Insgesamt ist die Zahl freier Intensivbetten demnach im Vergleich zu
vor zwei Monaten um rund 2000 gesunken - dort liegen nun Patienten
mit anderen Diagnosen als Covid-19. Es gibt auch wieder verstärkt
schwere Operationen, die prinzipiell aufschiebbar sind. In den
Notaufnahmen ist mittlerweile auch wieder eine deutliche Zunahme von
Patienten mit allen Krankheitsbildern zu beobachten.

Bund und Länder hatten die Krankenhäuser Mitte März aufgefordert,
alle planbaren OPs und Aufnahmen auszusetzen. Dies sollte vor allem
in Intensivstationen vorsorglich freie Betten für Corona-Patienten
schaffen. Angesichts der langsameren Virus-Ausbreitung rief die
Politik im April dann dazu auf, schrittweise wieder mehr OPs und
andere wichtige Behandlungen aufzunehmen. Hintergrund sind auch
Sorgen, dass Patienten sonstige Behandlungen aufschieben.

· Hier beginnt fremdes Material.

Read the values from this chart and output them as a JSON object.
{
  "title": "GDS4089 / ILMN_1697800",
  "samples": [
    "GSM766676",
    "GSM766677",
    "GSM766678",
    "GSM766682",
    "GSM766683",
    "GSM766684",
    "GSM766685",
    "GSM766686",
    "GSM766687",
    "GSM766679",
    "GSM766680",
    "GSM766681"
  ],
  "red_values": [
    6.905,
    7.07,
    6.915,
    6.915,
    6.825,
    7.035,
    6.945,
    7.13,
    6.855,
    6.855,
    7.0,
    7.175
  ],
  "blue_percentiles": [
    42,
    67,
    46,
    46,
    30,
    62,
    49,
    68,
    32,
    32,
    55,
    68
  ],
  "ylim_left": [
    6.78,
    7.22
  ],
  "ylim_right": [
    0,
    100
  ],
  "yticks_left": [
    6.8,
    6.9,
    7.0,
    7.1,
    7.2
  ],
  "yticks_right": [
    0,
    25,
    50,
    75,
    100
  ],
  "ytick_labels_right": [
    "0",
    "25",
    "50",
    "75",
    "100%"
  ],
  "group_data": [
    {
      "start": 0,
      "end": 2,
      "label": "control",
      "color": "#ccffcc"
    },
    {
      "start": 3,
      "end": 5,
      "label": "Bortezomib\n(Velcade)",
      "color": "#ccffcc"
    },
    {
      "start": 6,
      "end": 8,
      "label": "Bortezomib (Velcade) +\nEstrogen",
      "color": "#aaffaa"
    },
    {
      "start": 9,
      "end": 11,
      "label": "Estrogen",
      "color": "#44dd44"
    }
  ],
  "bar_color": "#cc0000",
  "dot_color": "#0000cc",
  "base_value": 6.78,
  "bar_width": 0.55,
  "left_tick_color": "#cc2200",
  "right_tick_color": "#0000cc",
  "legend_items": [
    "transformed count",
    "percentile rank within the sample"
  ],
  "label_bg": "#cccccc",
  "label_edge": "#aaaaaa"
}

Seit März dürften insgesamt rund 30 000 Corona-Patienten in den
Kliniken behandelt worden sein, davon fast 15 000 Intensivpatienten.
«Noch haben wir aber eine normale Auslastung nicht erreicht», sagte
Baum. Aktuell seien 1500 Patienten coronabedingt in Kliniken, davon
fast 400 in der Intensivmedizin. Laut Register der Deutschen
Interdisziplinären Vereinigung für Intensiv- und Notfallmedizin
(Divi) sind bundesweit derzeit mehr als 11 000 Intensivbetten frei.

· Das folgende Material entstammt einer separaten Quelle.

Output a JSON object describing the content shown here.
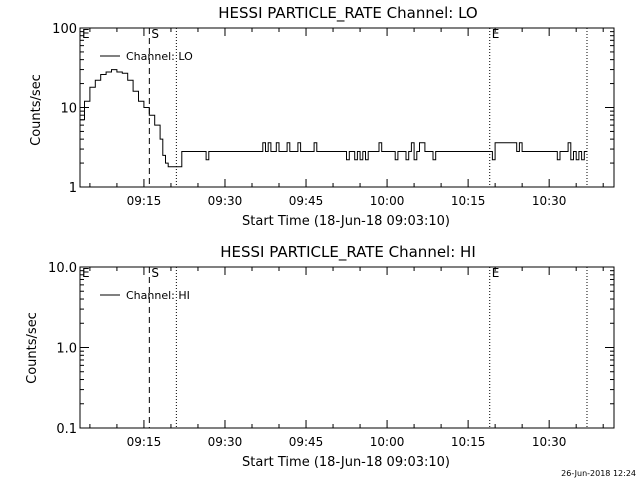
{
  "footer_timestamp": "26-Jun-2018 12:24",
  "chart_data": [
    {
      "type": "line",
      "title": "HESSI PARTICLE_RATE Channel: LO",
      "xlabel": "Start Time (18-Jun-18 09:03:10)",
      "ylabel": "Counts/sec",
      "y_scale": "log",
      "ylim": [
        1,
        100
      ],
      "xlim": [
        "09:03:10",
        "10:42:00"
      ],
      "x_ticks": [
        "09:15",
        "09:30",
        "09:45",
        "10:00",
        "10:15",
        "10:30"
      ],
      "y_ticks": [
        "1",
        "10",
        "100"
      ],
      "legend": {
        "entries": [
          "Channel: LO"
        ],
        "placement": "top-left"
      },
      "markers": [
        {
          "label": "E",
          "x": "09:03:10",
          "style": "none"
        },
        {
          "label": "S",
          "x": "09:16:00",
          "style": "dashed"
        },
        {
          "label": "",
          "x": "09:21:00",
          "style": "dotted"
        },
        {
          "label": "E",
          "x": "10:19:00",
          "style": "dotted"
        },
        {
          "label": "",
          "x": "10:37:00",
          "style": "dotted"
        }
      ],
      "series": [
        {
          "name": "Channel: LO",
          "x": [
            "09:03:10",
            "09:04:00",
            "09:05:00",
            "09:06:00",
            "09:07:00",
            "09:08:00",
            "09:09:00",
            "09:10:00",
            "09:11:00",
            "09:12:00",
            "09:13:00",
            "09:14:00",
            "09:15:00",
            "09:16:00",
            "09:17:00",
            "09:18:00",
            "09:18:30",
            "09:19:00",
            "09:19:30",
            "09:20:00",
            "09:21:00",
            "09:22:00",
            "09:22:30",
            "09:23:00",
            "09:24:00",
            "09:25:00",
            "09:26:00",
            "09:26:30",
            "09:27:00",
            "09:27:30",
            "09:28:00",
            "09:29:00",
            "09:36:30",
            "09:37:00",
            "09:37:30",
            "09:38:00",
            "09:38:30",
            "09:39:00",
            "09:39:30",
            "09:40:00",
            "09:41:00",
            "09:41:30",
            "09:42:00",
            "09:43:00",
            "09:43:30",
            "09:44:00",
            "09:45:00",
            "09:46:00",
            "09:46:30",
            "09:47:00",
            "09:52:00",
            "09:52:30",
            "09:53:00",
            "09:54:00",
            "09:54:30",
            "09:55:00",
            "09:55:30",
            "09:56:00",
            "09:56:30",
            "09:57:00",
            "09:58:00",
            "09:58:30",
            "09:59:00",
            "10:01:00",
            "10:01:30",
            "10:02:00",
            "10:03:00",
            "10:03:30",
            "10:04:00",
            "10:04:30",
            "10:05:00",
            "10:05:30",
            "10:06:00",
            "10:07:00",
            "10:08:00",
            "10:08:30",
            "10:09:00",
            "10:19:00",
            "10:19:30",
            "10:20:00",
            "10:24:00",
            "10:24:30",
            "10:25:00",
            "10:31:00",
            "10:31:30",
            "10:32:00",
            "10:33:00",
            "10:33:30",
            "10:34:00",
            "10:34:30",
            "10:35:00",
            "10:35:30",
            "10:36:00",
            "10:36:30",
            "10:37:00"
          ],
          "y": [
            7,
            12,
            18,
            22,
            26,
            28,
            30,
            28,
            27,
            22,
            16,
            12,
            10,
            8,
            6,
            4,
            2.5,
            2,
            1.8,
            1.8,
            1.8,
            2.8,
            2.8,
            2.8,
            2.8,
            2.8,
            2.8,
            2.2,
            2.8,
            2.8,
            2.8,
            2.8,
            2.8,
            3.6,
            2.8,
            3.6,
            2.8,
            2.8,
            3.6,
            2.8,
            2.8,
            3.6,
            2.8,
            2.8,
            3.6,
            2.8,
            2.8,
            2.8,
            3.6,
            2.8,
            2.8,
            2.2,
            2.8,
            2.2,
            2.8,
            2.2,
            2.8,
            2.2,
            2.8,
            2.8,
            2.8,
            3.6,
            2.8,
            2.8,
            2.2,
            2.8,
            2.8,
            2.2,
            2.8,
            3.6,
            2.2,
            2.8,
            3.6,
            2.8,
            2.8,
            2.2,
            2.8,
            2.8,
            2.2,
            3.6,
            2.8,
            3.6,
            2.8,
            2.8,
            2.2,
            2.8,
            2.8,
            3.6,
            2.2,
            2.8,
            2.2,
            2.8,
            2.2,
            2.8,
            2.8
          ]
        }
      ]
    },
    {
      "type": "line",
      "title": "HESSI PARTICLE_RATE Channel: HI",
      "xlabel": "Start Time (18-Jun-18 09:03:10)",
      "ylabel": "Counts/sec",
      "y_scale": "log",
      "ylim": [
        0.1,
        10
      ],
      "xlim": [
        "09:03:10",
        "10:42:00"
      ],
      "x_ticks": [
        "09:15",
        "09:30",
        "09:45",
        "10:00",
        "10:15",
        "10:30"
      ],
      "y_ticks": [
        "0.1",
        "1.0",
        "10.0"
      ],
      "legend": {
        "entries": [
          "Channel: HI"
        ],
        "placement": "top-left"
      },
      "markers": [
        {
          "label": "E",
          "x": "09:03:10",
          "style": "none"
        },
        {
          "label": "S",
          "x": "09:16:00",
          "style": "dashed"
        },
        {
          "label": "",
          "x": "09:21:00",
          "style": "dotted"
        },
        {
          "label": "E",
          "x": "10:19:00",
          "style": "dotted"
        },
        {
          "label": "",
          "x": "10:37:00",
          "style": "dotted"
        }
      ],
      "series": [
        {
          "name": "Channel: HI",
          "x": [],
          "y": []
        }
      ]
    }
  ]
}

Auf den Intensivstationen sei die Auslastung immer noch reduziert,
erläuterte die Krankenhausgesellschaft. Waren freie Intensivbetten in
Vorjahren immer wieder knapp, seien jetzt je nach Bundesland zwischen
25 und 45 Prozent frei. Das liege auch daran, dass Kliniken die Zahl
der Intensivbetten wegen Corona aufgestockt hätten. Zudem wurden nun
auch Mindestvorgaben zur Besetzung mit Pflegekräften ausgesetzt, so
dass Intensivbetten seltener deswegen gesperrt werden müssen.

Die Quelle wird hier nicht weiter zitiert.